第4話 王都へ

 竜は進むよ~どこまでも~。


「アルジェント、上昇だ!」


 俺の合図に従い、アルジェントは一鳴きすると、身体を上空に向けると、後ろ足から炎を噴射し急上昇する。


 向かい風が俺の身体を叩き付け、身体を後方へ吹き飛ばそうとするのを、必死にアルジェントにしがみついて、身体を密着させる事でそれを防ぐ。


 息が出来ない程の高速でアルジェントは上昇していき、幾つの雲を突き破っただろうか。随分と上昇した事に満足したアルジェントは、身体全体を広げて宙空にふわりと留まった。


 上空は暗く、星が瞬き、太陽が水平に位置する。地上は緑と青に覆われ、地平線は弓のように反っていた。


 世界の果ては手を伸ばせば届きそうだが、実際には果てしなく遠いのだろう。アルジェントとなら、あの果ての先にまで飛んでいける気がする。


 高揚感に包まれているのは俺だけではないようで、アルジェントも宙返りをしたり、ダンスを踊るように空を駆ける。


 しばらくそんな事を続けていたら、流石に息切れしてしまった。ヒュルヒュルと落下するように下降していき、俺たちは川の側に降り立った。



 二人で川の水を飲み、俺は疲れただろうアルジェントの身体を、川の水で綺麗に拭いてやる。


「グルルルル……」


 気持ち良いのだろう。アルジェントが喉を鳴らす。それが俺も嬉しくて、鱗の一枚一枚まで綺麗に磨き上げた。


 銀鱗はまるで鏡のように陽光を反射し、また、辺りの景色に溶け込むように景色を写し出す。


 俺は綺麗になったアルジェントに満足すると、母に持たされた蒸かし芋で空腹を満たす。


「グルルルル……」


「お前もすっかり芋好きだよな」


 両親の話では、竜は雑食でそこら辺のものを手当たり次第食い尽くすとの事だったが、やはり好みはあるようで、アルジェントは母の蒸かした芋が大好きだ。アルジェントに食べさせる為に我が家の周りは芋畑に覆われてしまった。


「さて、そろそろ行くか」


 アルジェントと二人、蒸かし芋を食べ終えると、また空へと飛び出した。



 竜のような巨体が大空を飛ぶのは不思議な話だ。空気より軽いと言うならそれも分かるが、竜はそれなりに重い。何せ土や岩さえ食べてしまう大食らいだ。そりゃあ重い。


 では何故大空を飛べるのか。魔法のお陰? それだけではない。やはり両後ろ足に備えられた火袋のお陰が大きい、と父は言っていた。


 竜は姿形は様々だが、翼を持ち、火袋を持っているのがその特徴だろう。鱗や牙、角などは枝葉末端だ。


 そんな中でアルジェントはスタンダードな型の竜である。トカゲのような鱗に覆われた四足の身体に、鋭い牙に爪、角はまだ生え始めたばかりで小さい。背にはコウモリのような皮膜の張られた翼を持ち、火袋は後ろ足に備えられている。


 身体の中には魔核があり、それは火袋を通して炎となって噴射される。その勢いは凄いもので、上空へと飛び立つ時の地面は、火袋から噴射される炎で黒焦げになる程である。

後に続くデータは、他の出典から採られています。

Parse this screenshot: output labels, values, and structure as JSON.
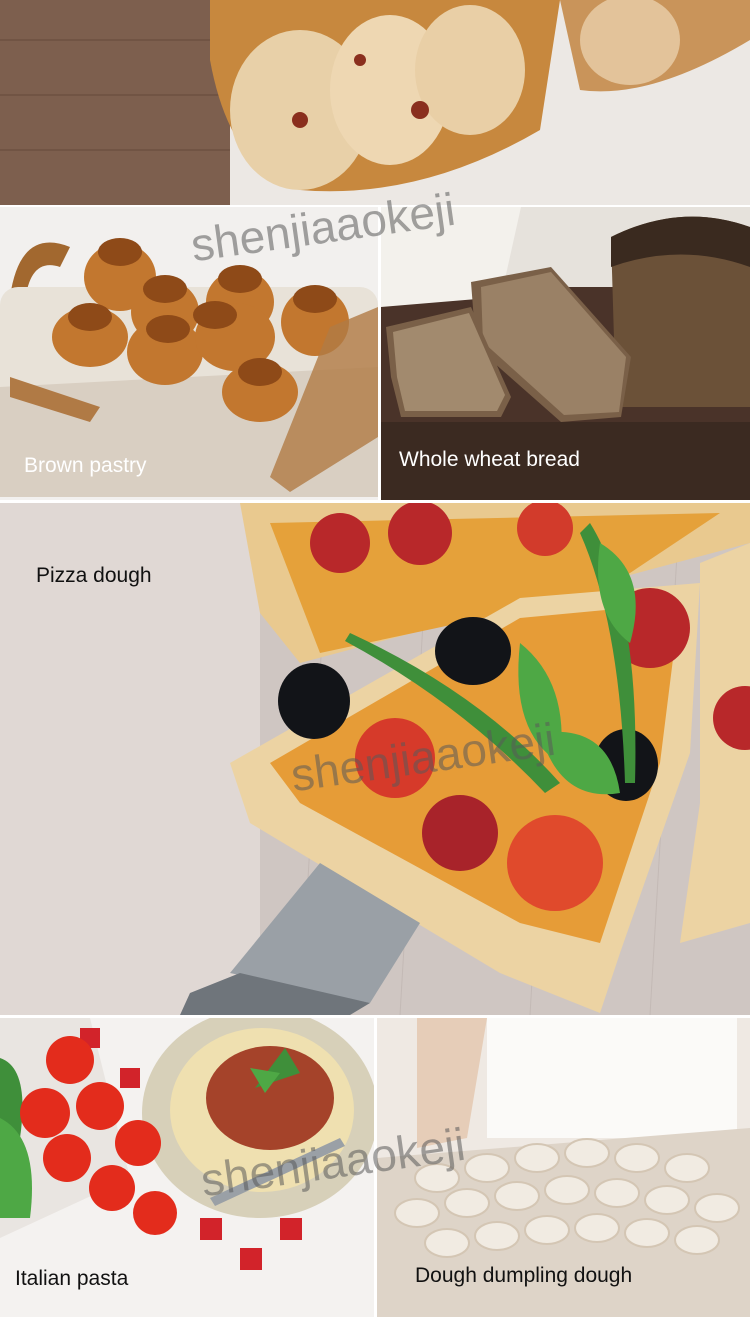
{
  "panels": {
    "top_bread": {
      "alt": "sliced bread on parchment"
    },
    "brown_pastry": {
      "caption": "Brown pastry"
    },
    "whole_wheat": {
      "caption": "Whole wheat bread"
    },
    "pizza": {
      "caption": "Pizza dough"
    },
    "pasta": {
      "caption": "Italian pasta"
    },
    "dumpling": {
      "caption": "Dough dumpling dough"
    }
  },
  "watermark": "shenjiaaokeji",
  "colors": {
    "caption_light": "#ffffff",
    "caption_dark": "#111111",
    "wood": "#8a6b58",
    "crust": "#c98a3a"
  }
}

 そんな強力な推進力が、重い竜の巨体を宙空に持ち上げ、大空を駆ける礎となっている。竜は魔法と言う力を物理的な推進力に変換して空を駆けるのだ。



「そろそろ王都かな?」


 あれ程遠くに見えた王都も、アルジェントで大空を駆ければ数刻のと言う短い空旅であった。


 大小の建物が向こうの山裾まで続く、我らがガラク王国王都ガラクシア。どの建物も屋根は赤く壁は白い。王城らしき建築物もそうなっているので、王都の法で制定されているのかも知れない。


 壮観なその風景に見とれていると、二頭の飛竜がこちらに向かってやって来た。


「そこの者! 身の証はあるか!」


 恐らく王都の守備隊なのだろう。二頭の竜も騎乗する男二人も、鎧を着こんでいた。


「西のウーヌム村から来ました!」


 俺は誰何する男二人に、ウーヌム村の組合所で貰った首輪を見せる。


「確かにウーヌム村の出のようだな! 王都には何をしに来た!」


「王立ネビュラ魔剣学院で、魔法と武術を学びに!」


「ああ、ネビュラ学院の受験生か! ネビュラ学院は王都の南端だ!」


 男の一人が指差す方には、王城に比肩する程大きな建物がそそりたっていた。デカい。


「では、受験頑張るんだな!」


 男たちはそう言うとその場を飛び去っていった。


 受験、とは?


 訳が分からないが、行けば分かるだろう。俺はアルジェントの鼻先を南に向け、王立ネビュラ魔剣学院へと飛んでいった。